The solution is to increment the cache identifier associated with the checkout cache. For example, the Gecko decision tasks use this cache name. Changing the name (e.g incrementing v2 -> v3), will ensure workers don’t re-use the same cache across disparate branches.
The downside to doing this is that tasks on older branches with less traffic will have more cache misses, resulting in longer runtimes which could impact our ability to ship expediently. To mitigate this, consider backporting the image bump that caused the Mercurial upgrade to beta, release and esr branches.
Workers are spinning up slowly#
First, see Troubleshooting Workers.
Second, as of 2022.01.26, we have had a number of issues with worker-manager. There is a single process that goes through worker pool by worker pool to spin workers up and down on demand. The Azure workers, in particular, take a long time to spin up and down, and these processes block spinning other pools up or down. There’s not much we can do here except adjust our idle times, which isn’t the ideal solution. Otherwise we wait for the Taskcluster team to fix the issues:
Bug 1735411 - windows 2004 test worker backlog (gecko-t/win10-64-2004)
Bug 1741946 - Investigate the best way to go about the Windows 10 Azure worker delays
RFC issue UI to visualize and reprioritize scheduled+pending tasks
RFC issue Revisit worker idle time shutdown
(marked as dup) Investigate running multiple worker-managers
worker-manager: Azure workers register when state != REQUESTED
Combine worker-manager provisioner and worker scanner in to a single processes
Provide worker counts and capacity by state for worker pools
Measure and improve performance of the worker query in provisioning loop
Workers Not Spawning After Image Bustage#
If there’s a problem in a worker image, worker-manager may not spawn any new workers even after the issue is fixed. This happens because the workers with the problematic image are still running, even though they are unable to claim tasks. However, worker-manager doesn’t know this, so won’t spawn any new workers until the broken ones expire or are terminated.
These problematic workers won’t show up in the Taskcluster Web UI, as the queue service is unaware of workers until they claim a task.
Backlogs will persist even after fixing a worker image. This will be most noticeable on pools with a low max capacity (like Decision pools), as they are more likely to get entirely filled with broken workers (in which cases no further tasks would run).

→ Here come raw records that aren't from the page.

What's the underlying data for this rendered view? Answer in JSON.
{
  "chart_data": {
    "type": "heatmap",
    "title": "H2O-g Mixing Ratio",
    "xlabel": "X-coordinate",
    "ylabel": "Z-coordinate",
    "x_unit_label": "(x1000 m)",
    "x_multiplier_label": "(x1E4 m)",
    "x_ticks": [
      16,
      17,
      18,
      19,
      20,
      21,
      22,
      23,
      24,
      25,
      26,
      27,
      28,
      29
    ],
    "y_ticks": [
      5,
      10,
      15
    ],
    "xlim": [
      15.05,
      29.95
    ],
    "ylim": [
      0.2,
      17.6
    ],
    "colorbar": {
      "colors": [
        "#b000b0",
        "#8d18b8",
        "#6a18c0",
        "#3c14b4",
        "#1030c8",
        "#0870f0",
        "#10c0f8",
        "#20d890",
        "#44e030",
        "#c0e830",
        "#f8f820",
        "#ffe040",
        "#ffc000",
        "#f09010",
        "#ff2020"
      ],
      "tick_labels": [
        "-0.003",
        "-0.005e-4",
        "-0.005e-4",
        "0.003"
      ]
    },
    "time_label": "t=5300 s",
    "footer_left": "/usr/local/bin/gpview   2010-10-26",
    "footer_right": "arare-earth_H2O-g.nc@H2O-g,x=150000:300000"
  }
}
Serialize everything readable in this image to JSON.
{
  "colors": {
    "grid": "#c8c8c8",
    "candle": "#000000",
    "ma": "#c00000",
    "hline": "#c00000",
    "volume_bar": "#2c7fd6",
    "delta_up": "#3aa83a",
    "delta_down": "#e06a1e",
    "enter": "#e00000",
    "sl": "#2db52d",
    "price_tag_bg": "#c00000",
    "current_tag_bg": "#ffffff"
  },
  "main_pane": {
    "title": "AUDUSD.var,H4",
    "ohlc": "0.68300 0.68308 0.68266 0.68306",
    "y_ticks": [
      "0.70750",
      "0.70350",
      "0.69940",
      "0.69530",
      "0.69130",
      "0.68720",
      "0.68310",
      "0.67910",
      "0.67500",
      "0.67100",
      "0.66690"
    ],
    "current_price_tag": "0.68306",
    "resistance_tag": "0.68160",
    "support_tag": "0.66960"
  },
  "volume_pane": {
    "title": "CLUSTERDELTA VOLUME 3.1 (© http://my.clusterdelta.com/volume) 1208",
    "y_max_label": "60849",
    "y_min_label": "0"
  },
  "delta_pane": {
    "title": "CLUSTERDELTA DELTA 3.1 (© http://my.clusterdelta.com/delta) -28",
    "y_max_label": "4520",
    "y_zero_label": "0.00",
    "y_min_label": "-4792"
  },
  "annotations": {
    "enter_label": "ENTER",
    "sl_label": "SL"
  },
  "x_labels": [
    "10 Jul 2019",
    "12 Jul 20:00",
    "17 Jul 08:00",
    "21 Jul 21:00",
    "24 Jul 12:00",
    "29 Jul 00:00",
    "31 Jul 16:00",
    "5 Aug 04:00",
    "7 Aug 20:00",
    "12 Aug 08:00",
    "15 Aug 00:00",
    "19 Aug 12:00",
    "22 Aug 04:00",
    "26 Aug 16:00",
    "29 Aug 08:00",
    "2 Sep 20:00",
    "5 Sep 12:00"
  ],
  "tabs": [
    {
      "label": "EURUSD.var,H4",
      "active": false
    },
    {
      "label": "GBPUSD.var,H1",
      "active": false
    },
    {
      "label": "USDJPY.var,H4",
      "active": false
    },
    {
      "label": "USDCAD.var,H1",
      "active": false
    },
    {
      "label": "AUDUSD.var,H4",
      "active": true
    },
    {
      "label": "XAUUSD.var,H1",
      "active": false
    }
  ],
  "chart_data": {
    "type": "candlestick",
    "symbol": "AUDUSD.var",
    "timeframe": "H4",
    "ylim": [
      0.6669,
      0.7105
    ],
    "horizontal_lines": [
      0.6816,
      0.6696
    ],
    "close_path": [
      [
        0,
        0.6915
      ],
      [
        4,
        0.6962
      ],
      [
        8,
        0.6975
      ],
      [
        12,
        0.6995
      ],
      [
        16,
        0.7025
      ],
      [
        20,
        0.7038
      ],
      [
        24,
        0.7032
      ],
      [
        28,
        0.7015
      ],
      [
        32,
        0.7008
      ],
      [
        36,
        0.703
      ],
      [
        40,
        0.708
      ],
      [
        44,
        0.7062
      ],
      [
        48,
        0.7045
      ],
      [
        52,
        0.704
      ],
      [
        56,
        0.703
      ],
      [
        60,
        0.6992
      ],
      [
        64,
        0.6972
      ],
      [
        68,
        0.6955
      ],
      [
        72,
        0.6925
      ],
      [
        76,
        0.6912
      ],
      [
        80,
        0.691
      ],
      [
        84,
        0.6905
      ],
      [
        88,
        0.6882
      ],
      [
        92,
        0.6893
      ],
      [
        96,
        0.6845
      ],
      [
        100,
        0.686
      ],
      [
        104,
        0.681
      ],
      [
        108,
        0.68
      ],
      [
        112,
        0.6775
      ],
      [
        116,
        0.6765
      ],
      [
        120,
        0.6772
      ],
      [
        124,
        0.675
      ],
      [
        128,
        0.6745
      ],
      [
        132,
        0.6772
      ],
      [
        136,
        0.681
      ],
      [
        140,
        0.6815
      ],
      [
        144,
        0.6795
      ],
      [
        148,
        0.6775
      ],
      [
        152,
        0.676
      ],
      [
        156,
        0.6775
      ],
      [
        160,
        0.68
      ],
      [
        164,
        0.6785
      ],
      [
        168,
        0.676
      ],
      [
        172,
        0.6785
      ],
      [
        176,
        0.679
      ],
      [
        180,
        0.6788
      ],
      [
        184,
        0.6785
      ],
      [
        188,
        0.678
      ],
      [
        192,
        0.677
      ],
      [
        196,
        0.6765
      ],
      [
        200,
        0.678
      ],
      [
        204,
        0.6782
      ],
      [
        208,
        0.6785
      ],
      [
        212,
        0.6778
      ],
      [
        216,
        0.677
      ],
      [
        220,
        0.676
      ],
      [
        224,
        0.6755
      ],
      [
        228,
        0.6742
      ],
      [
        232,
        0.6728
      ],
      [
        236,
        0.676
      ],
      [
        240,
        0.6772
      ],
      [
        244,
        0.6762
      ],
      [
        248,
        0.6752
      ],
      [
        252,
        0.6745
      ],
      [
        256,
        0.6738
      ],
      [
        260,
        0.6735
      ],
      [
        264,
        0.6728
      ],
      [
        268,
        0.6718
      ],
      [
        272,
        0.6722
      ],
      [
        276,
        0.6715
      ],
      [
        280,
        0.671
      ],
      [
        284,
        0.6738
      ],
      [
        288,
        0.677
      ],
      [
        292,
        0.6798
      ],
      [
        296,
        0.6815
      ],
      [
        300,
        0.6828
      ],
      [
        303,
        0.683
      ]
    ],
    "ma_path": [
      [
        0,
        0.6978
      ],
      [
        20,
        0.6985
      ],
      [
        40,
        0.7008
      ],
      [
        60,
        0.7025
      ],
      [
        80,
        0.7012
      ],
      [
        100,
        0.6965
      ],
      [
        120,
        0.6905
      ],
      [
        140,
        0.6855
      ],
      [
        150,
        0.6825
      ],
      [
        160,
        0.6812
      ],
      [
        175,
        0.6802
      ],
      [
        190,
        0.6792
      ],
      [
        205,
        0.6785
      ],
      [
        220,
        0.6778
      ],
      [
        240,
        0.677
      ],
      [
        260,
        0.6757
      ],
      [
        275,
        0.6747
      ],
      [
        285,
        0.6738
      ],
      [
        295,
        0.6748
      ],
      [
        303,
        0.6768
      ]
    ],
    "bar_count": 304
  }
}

Run this script in braindump to automatically scan for and terminate these broken workers: https://hg.mozilla.org/build/braindump/file/tip/taskcluster/terminate_broken_workers.py
push(MSIX) fails: “push to Store aborted: pending submission found”#
pushmsixscript pushes Firefox to the Microsoft Store. The Store rejects any new submission if there is a pending submission (one which has been uploaded but not yet released). Release Management has asked that pushmsixscript not delete pending submissions, in case that pending submission was created manually.
The push(MSIX) task fails with Exception status. The task log shows “push to Store aborted: pending submission found” and “ERROR - There is a pending submission for this application on the Microsoft Store. Wait for the pending submission to complete, or delete the pending submission. Then retry this task.”
Delete the pending submission from the Store manually; Release Management has access. Once the pending submission has been deleted, re-run the failed push(MSIX) task.